Hala aska inanip inanmadigimi bilmiyorum, gercekten bilemiyorum. Surekli o kisinin yaninda olmak istemek midir o duygu? Oda arkadasim birini ariyordu o biri "who thinks I'm awesome and wants to hang out with me all the time" olmaliydi. Birkac haftaya kalmadi oyle biri bulundu, 2 aylik sevgili oldu. Ask dedigimiz sey friends with benefits mi? Yoksa aradigimizda bulabilecegimiz bir sey midir gercekten? Biriyle bir omur gecirmek mumkun mudur? Cunku tanidigim herkesi daha fazla tanidigimda mutlaka gicik olacak seyler buluyorum ben mesela (icses: bu herkese mi oluyor yoksa ben igrenc bir insan miyim?) Insanlar o kadar aptal ki abuk subuk tesadufleri yanlis anlayip asik olduklarini sanabiliyorlar. Mesela yapilan bir psikoloji deneyinde (baya seksist bir deney okumadan once haber vereyim size) erkeklere playboy dergisi veriyorlar bir yandan da kalp atislarini dinleyebilecekleri bir cihaz var. Sonuclar gosteriyor ki deneye katilan erkeklerin cekici olarak isaretledikleri kadinlar kalp atislarinin hizlandigi anda isaredikleriymis. (Yani buradan heyecanlandi ve cekici olarak isaretlediyi cikarabiliriz) Ama deneyin olayi su ki, o kalp atisi kendi kalp atislari degil daha onceden kaydedilmis herhangi birinin kalp atisiymis. Yorumu size birakiyorum

8 Aralık 2011 Perşembe


There once was a girl with one little curl
Right in the middle of her forehead
And when she was good she was very good
And when she was bad she was horrid.
— Henry Wadsworth Longfellow 

1 Aralık 2011 Perşembe

Geri sayim

Ilk 2 ay hic ozlemedim. Kimseyi, hicbir yeri. Simdiyse her dakika eve gitmenin hayalini kuruyorum.

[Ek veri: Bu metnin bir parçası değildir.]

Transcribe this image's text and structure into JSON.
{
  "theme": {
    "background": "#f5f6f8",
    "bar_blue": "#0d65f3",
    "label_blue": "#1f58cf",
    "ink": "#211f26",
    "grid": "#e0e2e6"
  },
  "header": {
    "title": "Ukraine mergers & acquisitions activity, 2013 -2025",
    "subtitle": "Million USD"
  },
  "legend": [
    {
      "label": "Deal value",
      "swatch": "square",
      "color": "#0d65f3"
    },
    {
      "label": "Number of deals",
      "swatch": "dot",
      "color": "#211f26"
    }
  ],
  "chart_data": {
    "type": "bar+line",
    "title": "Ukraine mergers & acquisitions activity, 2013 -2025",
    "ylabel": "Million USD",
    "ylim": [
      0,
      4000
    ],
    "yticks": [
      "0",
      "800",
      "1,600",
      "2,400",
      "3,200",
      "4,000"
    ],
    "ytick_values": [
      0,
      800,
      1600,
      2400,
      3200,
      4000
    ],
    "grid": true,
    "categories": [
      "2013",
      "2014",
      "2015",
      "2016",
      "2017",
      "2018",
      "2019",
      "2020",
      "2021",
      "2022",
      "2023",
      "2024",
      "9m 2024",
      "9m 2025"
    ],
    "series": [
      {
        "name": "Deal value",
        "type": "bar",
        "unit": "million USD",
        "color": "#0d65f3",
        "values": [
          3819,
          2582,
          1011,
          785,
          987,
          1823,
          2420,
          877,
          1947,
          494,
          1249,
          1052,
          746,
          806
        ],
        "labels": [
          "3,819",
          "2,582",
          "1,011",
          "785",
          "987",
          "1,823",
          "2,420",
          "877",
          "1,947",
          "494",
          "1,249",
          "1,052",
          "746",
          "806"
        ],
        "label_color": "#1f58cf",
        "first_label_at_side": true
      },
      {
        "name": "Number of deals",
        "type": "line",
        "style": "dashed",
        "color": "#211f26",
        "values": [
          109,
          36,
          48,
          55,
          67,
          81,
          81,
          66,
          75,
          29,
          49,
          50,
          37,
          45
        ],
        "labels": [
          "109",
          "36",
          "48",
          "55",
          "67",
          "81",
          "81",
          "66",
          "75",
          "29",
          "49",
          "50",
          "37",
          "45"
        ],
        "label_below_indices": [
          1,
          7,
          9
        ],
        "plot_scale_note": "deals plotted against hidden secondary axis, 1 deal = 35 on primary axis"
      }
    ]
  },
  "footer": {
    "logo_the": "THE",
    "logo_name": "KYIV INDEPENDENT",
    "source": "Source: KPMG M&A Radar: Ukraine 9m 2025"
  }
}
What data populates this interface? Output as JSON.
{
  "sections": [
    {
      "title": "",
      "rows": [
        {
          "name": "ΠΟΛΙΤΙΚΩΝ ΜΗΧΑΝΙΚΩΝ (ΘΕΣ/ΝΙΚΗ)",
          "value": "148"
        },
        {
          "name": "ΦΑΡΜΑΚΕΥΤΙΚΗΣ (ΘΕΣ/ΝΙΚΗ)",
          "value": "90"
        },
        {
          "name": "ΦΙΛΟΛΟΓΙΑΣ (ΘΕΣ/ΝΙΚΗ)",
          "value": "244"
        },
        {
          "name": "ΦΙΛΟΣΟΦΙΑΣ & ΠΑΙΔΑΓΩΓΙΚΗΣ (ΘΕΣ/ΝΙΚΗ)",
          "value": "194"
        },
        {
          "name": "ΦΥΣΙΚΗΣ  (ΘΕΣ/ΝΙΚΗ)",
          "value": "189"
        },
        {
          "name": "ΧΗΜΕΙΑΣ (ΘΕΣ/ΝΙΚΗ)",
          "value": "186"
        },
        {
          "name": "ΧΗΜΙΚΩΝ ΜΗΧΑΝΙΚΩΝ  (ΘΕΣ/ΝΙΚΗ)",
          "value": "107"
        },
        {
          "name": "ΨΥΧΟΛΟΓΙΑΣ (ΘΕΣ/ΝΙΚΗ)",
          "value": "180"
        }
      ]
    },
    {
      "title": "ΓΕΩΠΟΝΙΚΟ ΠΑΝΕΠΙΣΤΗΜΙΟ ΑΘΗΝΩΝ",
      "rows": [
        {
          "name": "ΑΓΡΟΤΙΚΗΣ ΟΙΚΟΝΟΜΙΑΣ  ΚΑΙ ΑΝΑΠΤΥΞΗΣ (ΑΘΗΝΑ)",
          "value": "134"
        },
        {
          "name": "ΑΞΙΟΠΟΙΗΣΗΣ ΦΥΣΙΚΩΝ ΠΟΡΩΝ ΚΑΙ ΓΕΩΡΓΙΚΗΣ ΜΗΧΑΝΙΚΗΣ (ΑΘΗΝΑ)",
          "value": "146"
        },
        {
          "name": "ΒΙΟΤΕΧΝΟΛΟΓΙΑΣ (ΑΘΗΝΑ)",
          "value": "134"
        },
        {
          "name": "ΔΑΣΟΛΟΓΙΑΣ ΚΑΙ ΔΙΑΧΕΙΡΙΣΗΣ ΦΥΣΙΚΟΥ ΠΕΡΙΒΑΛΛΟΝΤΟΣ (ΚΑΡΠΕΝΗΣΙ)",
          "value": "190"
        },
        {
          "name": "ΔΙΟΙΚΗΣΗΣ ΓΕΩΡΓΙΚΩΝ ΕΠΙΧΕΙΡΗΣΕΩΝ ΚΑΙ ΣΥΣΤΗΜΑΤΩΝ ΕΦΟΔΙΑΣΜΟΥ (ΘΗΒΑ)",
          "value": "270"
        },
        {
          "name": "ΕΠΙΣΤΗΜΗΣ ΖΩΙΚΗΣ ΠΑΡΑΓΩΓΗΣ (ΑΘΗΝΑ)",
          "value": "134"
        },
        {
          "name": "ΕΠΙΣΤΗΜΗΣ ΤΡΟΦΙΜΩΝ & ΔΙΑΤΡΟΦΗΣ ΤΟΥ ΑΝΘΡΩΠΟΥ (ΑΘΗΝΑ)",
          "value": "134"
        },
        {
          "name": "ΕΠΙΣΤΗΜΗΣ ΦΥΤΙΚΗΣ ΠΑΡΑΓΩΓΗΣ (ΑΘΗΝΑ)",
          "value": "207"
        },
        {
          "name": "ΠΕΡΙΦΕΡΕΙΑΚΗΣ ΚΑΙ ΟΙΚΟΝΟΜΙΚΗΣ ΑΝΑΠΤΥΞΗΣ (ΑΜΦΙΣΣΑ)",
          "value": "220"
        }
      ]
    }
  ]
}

Hayatim surekli ne gittigi ne de biraktigi yere ait olabilmenin ve tam bir yere ait hissetmisken orayi birakmanin celiskisi icerisinde geciyor. Sanirim bu hep boyle olacak

27 Kasım 2011 Pazar

Pazarlardan nefret ediyorum. Tek yaptigi sey bana pazartesiye yetistirmem gerekenleri hatirlatmak. Cok aci.

23 Kasım 2011 Çarşamba

He heeyyy! New York'a gidiyorum yarin sabah! Anilar da yakinda gelir wait-for-it!
Asagidaki sarkinin bana en cok hitap eden kismini buldum:


Hiçbir zaman kök salmamış ki
Sırf birgün çekip gidebilmek için



Iste bu yuzden su an uzak diyarlardayim, en fazla 10 sene burada yasadiktan sonra buralardan da cekip gitmeyi planliyorum. Hatta planimi da hazirladim, lisede Model UN'e iyi ki girdim dememin sebebi bana Sinir Tanimayan Doktor'lari tanitmis olmasidir. Bugunlerde fark ediyorum ki sadece onu degil, Human Rights Watch, World Health Organization gibi orgutleri de tanitmis bana. Hem insan sagligina hem de insan haklarina bu kadar deger verip, surekli kacista olmak isteyen biri icin daha uygun bir meslek yok herhalde. 


Thanksgiving'de "Turkey" yemeleriniz bol olsun.